Clearly, the future predicted by the authors of the 2009 article did not come true. It appears that EMRs increase the amount of time physicians need to invest in documentation at the detriment of the time spent interacting with patients.
Does increased documentation improve outcomes? Does it reduce costs? There exists scant evidence that either of these are true.
Perhaps to effectively leverage EMRs to better deliver care requires a reworking of clinical workflow and other processes. Or perhaps the EMRs themselves require a rewrite to better enable clinical workflows. Nevertheless, EMRs and their application as a documentation tool appear to interfere with direct patient care, reducing the time physicians have to interact with their patients.
As the use of EMRs in documentation requires intensive review, so does our approach to documentation itself. With our use of a variety of connected medical devices and sensors (often described as the Internet of Medical Things) a plethora of patient information automatically becomes part of the EMR and documents care. The requirement of clinicians to document test results and other measurements now appears a redundant exercise, as this information flows directly into the record via interoperability software.
Also see: EHR use consuming physicians’ time for patients
Before healthcare information technology (HIT) and EMRs, clinical documentation represented a singular clinician’s assessment of the patient. When written well, these notes followed the format designed by Larry Weed, MD more than 50 years ago—the problem-oriented medical record—that included for each problem subjective and objective descriptors coupled with an assessment and plan (SOAP notes).
The introduction of EMRs over the past decade completely changed the way we write clinical notes. No longer limited by our hand-driven writing speed, our notes reflect typing speed, and more importantly, the functionality of the EMR used for documenting care.

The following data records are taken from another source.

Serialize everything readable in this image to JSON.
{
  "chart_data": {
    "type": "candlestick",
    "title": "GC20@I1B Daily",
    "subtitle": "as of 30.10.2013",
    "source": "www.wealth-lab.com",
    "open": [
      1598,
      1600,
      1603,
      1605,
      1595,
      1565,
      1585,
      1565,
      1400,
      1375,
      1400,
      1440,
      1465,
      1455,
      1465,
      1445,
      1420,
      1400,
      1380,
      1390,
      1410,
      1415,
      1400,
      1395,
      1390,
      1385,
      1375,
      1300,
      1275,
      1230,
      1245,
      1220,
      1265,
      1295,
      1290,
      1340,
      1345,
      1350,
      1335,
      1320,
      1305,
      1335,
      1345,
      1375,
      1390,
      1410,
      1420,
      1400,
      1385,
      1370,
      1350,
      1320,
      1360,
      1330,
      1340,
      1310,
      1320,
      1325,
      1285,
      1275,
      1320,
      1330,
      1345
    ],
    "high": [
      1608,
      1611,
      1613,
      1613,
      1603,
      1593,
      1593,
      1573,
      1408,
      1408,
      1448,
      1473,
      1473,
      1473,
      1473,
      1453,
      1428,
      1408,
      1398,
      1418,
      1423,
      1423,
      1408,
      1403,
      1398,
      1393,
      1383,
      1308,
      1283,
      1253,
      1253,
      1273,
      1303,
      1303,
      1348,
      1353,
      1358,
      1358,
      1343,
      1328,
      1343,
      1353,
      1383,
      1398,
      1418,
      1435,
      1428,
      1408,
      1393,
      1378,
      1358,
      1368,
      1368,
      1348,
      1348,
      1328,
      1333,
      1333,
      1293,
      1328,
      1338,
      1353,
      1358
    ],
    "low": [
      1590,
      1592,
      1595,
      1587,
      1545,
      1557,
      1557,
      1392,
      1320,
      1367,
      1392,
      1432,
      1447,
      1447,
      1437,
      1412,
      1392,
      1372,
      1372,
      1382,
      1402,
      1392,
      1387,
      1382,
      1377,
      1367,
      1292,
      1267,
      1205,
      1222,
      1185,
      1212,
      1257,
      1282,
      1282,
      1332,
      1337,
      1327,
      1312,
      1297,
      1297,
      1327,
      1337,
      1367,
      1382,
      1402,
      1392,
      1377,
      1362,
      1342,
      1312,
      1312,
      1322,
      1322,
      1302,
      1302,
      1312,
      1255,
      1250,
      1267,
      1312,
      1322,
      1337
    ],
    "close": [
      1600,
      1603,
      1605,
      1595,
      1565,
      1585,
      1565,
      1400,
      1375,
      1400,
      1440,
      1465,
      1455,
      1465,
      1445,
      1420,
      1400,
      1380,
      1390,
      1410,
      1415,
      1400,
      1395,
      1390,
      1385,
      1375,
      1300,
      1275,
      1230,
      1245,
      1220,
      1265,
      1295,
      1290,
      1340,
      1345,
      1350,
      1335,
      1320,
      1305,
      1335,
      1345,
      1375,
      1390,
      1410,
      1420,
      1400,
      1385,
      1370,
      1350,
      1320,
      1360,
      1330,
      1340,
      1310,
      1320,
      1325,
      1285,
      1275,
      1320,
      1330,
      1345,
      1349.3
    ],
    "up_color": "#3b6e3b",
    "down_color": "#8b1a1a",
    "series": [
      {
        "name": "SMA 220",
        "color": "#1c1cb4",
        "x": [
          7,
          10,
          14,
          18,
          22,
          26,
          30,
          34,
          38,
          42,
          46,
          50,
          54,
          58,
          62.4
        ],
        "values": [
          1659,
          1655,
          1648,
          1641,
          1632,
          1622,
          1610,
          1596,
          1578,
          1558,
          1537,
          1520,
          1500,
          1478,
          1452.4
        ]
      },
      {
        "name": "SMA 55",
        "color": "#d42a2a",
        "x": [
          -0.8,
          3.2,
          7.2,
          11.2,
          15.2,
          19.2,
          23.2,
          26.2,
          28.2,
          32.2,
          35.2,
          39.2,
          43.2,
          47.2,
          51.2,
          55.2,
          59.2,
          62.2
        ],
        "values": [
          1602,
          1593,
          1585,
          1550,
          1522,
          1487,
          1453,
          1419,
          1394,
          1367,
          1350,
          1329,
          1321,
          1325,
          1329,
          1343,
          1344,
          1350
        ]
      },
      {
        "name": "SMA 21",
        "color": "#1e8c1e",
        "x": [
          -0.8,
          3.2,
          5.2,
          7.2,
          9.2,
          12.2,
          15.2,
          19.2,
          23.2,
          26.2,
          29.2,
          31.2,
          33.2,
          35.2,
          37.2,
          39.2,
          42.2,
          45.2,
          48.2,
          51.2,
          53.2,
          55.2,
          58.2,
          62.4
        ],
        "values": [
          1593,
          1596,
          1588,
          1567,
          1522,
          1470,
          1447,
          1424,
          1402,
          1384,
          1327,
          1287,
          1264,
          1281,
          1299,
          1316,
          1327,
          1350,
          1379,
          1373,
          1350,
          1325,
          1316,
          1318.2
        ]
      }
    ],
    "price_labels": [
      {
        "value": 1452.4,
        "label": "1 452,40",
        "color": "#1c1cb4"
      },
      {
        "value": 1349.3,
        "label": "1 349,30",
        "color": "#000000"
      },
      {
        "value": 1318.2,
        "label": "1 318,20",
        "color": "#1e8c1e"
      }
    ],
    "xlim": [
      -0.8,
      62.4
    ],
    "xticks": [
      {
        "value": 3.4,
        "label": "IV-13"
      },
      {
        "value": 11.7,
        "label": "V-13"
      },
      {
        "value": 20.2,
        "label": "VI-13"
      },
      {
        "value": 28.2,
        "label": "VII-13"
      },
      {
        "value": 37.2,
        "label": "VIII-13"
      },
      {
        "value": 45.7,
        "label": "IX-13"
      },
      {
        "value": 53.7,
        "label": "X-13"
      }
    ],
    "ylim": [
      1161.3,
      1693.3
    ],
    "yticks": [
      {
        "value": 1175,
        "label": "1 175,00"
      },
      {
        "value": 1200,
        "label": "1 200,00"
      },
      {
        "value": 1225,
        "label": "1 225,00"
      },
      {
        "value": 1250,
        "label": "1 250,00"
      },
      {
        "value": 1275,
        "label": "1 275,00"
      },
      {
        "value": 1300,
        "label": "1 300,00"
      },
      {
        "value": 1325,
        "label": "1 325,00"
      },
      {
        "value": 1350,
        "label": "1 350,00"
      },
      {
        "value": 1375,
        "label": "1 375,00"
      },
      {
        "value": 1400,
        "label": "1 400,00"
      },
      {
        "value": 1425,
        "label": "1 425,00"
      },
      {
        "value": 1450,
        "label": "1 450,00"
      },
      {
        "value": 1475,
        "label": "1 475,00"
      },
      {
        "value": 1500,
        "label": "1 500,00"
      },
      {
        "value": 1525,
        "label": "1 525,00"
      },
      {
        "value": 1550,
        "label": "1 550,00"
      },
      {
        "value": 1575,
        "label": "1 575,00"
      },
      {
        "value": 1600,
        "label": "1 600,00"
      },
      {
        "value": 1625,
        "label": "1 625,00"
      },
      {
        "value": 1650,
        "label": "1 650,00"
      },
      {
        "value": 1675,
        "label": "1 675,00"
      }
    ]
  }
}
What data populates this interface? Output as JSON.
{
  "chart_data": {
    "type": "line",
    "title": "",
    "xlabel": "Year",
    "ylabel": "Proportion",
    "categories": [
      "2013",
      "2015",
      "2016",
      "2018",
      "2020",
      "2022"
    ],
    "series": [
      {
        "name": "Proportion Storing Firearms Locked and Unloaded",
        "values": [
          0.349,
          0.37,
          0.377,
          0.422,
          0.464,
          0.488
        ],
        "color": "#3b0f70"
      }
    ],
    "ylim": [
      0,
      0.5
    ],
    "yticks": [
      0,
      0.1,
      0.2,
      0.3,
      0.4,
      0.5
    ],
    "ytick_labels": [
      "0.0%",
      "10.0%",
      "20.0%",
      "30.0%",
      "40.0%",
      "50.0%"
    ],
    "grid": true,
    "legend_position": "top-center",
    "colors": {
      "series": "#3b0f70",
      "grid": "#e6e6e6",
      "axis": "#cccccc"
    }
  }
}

Although a more detailed note provides better clarity of the medical condition of a patient, patients do not have just one clinical note in their medical record. Every clinician—physician, specialist, nurse, therapist, resident—write notes. Inevitably, note writers record similar patient findings and lab values, copy text from documentation already contained in the medical record, and detail assessments and plans already recorded.
A radical solution, the unified clinical note, deserves serious consideration. The unified note requires all clinicians—physicians, nurses, pharmacists and therapists—to write their notes in the same place within an EMR. This clinical note format creates a narrative that becomes an ongoing, longitudinal description of the patient’s condition, assessment of the patient, and expression of the current care plan.

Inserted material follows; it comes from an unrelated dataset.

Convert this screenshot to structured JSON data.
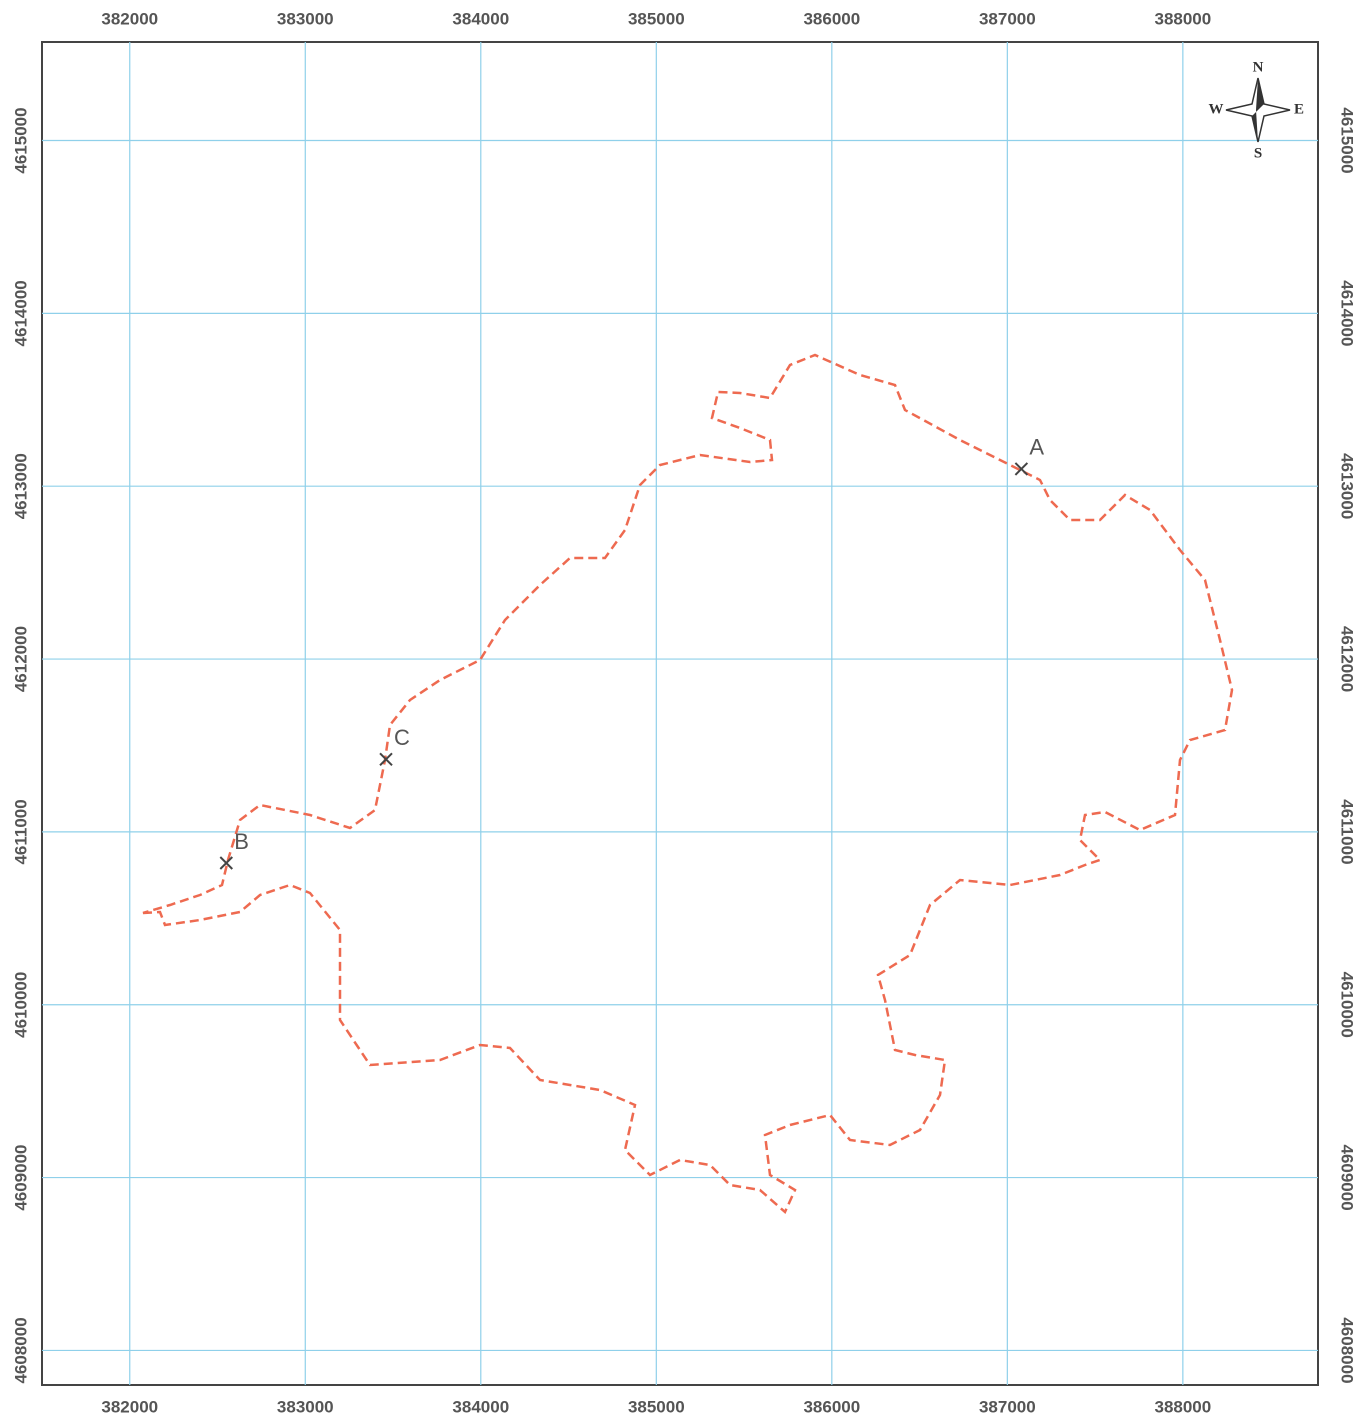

A unified note ensures that all those providing care access the same information while encouraging a reduction of duplicative data entry. It also lessens the documentation burden of everyone connected to care delivery.
The positive impact of patient-centered medical homes and specialized, procedure-focused surgical teams illustrates that modern medicine requires a diverse clinical team approach to efficiently deliver high-quality care. Perhaps a team approach to clinical documentation is the next step in making the documentation process both high quality and efficient, too.